Security risks in kids toys again this holiday season?
It seems like we cover this at least once a year, probably more: the state of cybersecurity for children’s toys. Given the holidays now upon us, I think it’s an appropriate time to check in again.
And the status is…sigh, really? More glaring vulnerabilities in smart toys that are going on the shelves this season. That includes some from VTech, which was the subject of our first article on this topic. I guess it’s not a huge surprise. Anyway, the main issues of concern stem from a lack of authentication measures, and, worse, lack of encryption.
Usually, smart toys will require authentication from any applications that try to connect to them. Obviously, the idea is to ensure the source attempting to connect is a trusted one, such as the child’s parent. Without this step, the door can open to malicious actors attempting to whatever is the toy’s function for their own ends, especially in ways that compromise the child’s safety. Considering their kids’ safety is a parent or guardian’s main priority, it’s especially important for a toy manufacturer to ensure. You can’t just have anyone able to stream songs through a kid’s karaoke microphone, or watch remotely activate a webcam in a stuffed bear.
Research testing from Which? and the NCC Group, however, demonstrated how one could easily connect to a walkie-talkie from VTech, for instance, without need of authentication. Any such device could be leveraged by a cyber attacker to target the child.
Then you have the issue of encrypted data, which, naturally, is a focus for us. In the research, this pertained primarily to online accounts registered for the toys in question, and included companies like Mattel and Spinmaster. Websites and forums for these accounts often lacked encryption measures, whether for the credential information or online activity. That all this data could be open to illicit prying eyes is pretty creepy.

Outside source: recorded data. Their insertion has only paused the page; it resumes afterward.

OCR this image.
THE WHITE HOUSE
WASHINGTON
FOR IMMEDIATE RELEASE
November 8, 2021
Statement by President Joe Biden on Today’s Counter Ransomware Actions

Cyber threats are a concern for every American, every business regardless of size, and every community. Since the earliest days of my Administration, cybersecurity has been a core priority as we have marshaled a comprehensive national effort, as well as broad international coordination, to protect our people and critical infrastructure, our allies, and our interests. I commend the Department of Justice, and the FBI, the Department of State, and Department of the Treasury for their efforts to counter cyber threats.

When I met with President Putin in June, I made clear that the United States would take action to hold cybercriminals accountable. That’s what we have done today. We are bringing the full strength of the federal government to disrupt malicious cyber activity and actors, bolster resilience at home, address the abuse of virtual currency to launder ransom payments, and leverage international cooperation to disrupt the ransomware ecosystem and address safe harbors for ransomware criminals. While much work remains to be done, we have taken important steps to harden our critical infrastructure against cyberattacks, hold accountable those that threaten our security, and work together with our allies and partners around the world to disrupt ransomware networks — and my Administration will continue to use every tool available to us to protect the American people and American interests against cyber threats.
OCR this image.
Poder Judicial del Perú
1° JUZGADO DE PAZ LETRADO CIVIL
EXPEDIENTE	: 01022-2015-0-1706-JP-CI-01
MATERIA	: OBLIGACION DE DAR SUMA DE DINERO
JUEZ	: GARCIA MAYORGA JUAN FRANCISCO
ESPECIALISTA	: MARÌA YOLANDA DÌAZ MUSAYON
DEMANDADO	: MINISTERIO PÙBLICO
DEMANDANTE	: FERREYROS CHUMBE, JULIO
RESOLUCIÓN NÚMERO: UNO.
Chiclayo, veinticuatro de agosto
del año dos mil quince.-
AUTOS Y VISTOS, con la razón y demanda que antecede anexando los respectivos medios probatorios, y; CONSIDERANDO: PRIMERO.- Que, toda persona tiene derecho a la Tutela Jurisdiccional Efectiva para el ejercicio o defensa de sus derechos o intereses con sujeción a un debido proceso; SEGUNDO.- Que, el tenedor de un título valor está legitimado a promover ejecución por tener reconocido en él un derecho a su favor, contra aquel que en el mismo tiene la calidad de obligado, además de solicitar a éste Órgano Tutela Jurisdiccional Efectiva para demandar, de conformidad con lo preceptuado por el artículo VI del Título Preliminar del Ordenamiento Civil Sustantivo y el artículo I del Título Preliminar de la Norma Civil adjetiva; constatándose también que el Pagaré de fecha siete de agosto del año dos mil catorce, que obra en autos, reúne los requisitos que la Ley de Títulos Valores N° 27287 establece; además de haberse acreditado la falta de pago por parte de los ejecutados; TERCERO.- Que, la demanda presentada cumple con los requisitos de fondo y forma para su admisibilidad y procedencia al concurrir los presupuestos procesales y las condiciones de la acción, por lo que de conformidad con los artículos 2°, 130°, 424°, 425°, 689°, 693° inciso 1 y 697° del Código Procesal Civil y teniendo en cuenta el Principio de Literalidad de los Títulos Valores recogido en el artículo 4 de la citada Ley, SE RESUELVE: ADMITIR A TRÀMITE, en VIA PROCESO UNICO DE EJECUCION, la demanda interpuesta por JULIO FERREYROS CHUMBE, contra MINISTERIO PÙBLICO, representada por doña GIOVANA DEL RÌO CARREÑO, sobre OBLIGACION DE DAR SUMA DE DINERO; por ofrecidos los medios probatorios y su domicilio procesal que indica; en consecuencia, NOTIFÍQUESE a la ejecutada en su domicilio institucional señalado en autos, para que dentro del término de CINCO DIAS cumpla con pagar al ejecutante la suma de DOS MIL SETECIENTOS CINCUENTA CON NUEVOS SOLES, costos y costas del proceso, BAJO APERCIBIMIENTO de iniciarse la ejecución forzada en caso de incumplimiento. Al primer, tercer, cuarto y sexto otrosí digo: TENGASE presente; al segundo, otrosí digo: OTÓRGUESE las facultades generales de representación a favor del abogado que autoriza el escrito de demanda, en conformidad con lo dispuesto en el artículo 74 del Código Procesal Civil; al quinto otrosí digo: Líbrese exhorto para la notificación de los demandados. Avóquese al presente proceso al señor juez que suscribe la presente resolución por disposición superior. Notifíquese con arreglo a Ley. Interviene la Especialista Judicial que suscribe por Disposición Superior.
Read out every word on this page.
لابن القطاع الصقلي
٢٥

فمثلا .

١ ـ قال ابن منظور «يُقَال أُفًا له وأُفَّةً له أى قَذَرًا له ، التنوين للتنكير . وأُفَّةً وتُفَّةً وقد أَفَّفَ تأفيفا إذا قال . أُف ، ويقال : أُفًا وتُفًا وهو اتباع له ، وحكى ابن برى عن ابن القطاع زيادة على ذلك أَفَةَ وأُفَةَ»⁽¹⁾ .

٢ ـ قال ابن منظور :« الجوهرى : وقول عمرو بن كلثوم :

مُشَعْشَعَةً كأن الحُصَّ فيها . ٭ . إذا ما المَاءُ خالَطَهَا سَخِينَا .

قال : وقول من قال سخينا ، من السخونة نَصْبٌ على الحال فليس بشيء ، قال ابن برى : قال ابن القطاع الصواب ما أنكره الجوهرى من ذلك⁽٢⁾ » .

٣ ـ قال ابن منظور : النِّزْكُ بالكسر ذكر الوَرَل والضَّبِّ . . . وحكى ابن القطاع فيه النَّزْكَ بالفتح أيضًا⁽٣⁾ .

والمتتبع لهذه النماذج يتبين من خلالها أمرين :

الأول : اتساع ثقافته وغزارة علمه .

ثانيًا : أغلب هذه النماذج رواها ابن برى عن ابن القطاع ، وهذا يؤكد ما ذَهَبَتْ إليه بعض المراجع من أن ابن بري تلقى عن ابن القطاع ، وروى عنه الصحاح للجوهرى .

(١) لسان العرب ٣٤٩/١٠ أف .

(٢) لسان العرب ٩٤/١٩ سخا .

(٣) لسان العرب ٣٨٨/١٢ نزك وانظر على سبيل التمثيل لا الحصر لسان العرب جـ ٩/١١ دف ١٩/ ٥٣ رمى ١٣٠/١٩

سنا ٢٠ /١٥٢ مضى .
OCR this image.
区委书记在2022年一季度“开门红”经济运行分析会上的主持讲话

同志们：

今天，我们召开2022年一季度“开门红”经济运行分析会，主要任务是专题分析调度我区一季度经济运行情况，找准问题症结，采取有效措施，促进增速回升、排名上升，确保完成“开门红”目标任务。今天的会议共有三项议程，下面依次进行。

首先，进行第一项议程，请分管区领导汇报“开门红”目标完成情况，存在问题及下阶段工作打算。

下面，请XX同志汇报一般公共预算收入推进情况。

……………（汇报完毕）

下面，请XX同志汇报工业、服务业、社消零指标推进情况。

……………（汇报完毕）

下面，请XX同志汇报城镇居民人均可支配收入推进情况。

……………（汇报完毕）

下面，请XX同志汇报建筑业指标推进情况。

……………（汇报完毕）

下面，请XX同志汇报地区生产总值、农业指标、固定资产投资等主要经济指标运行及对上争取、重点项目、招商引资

I’m not sure what it will take for toy manufacturers like these to take cybersecurity for kids more seriously in their products. Not in a “use it as an excuse to overly clamp down on freedom of expression” way, but in a manner that actually does some good. Perhaps the only real solution is to incentivize companies to make solid security efforts, by having the alternative, remaining insecure, not perceived as the easier option.
Ultimately, if you are a parent or guardian, this holiday season make sure any smart toys your kids get are sufficiently secure when they connect online. Simply assuming they are is a mistake. As we can see, even companies who have had troubles in the past haven’t necessarily fixed all of the problems.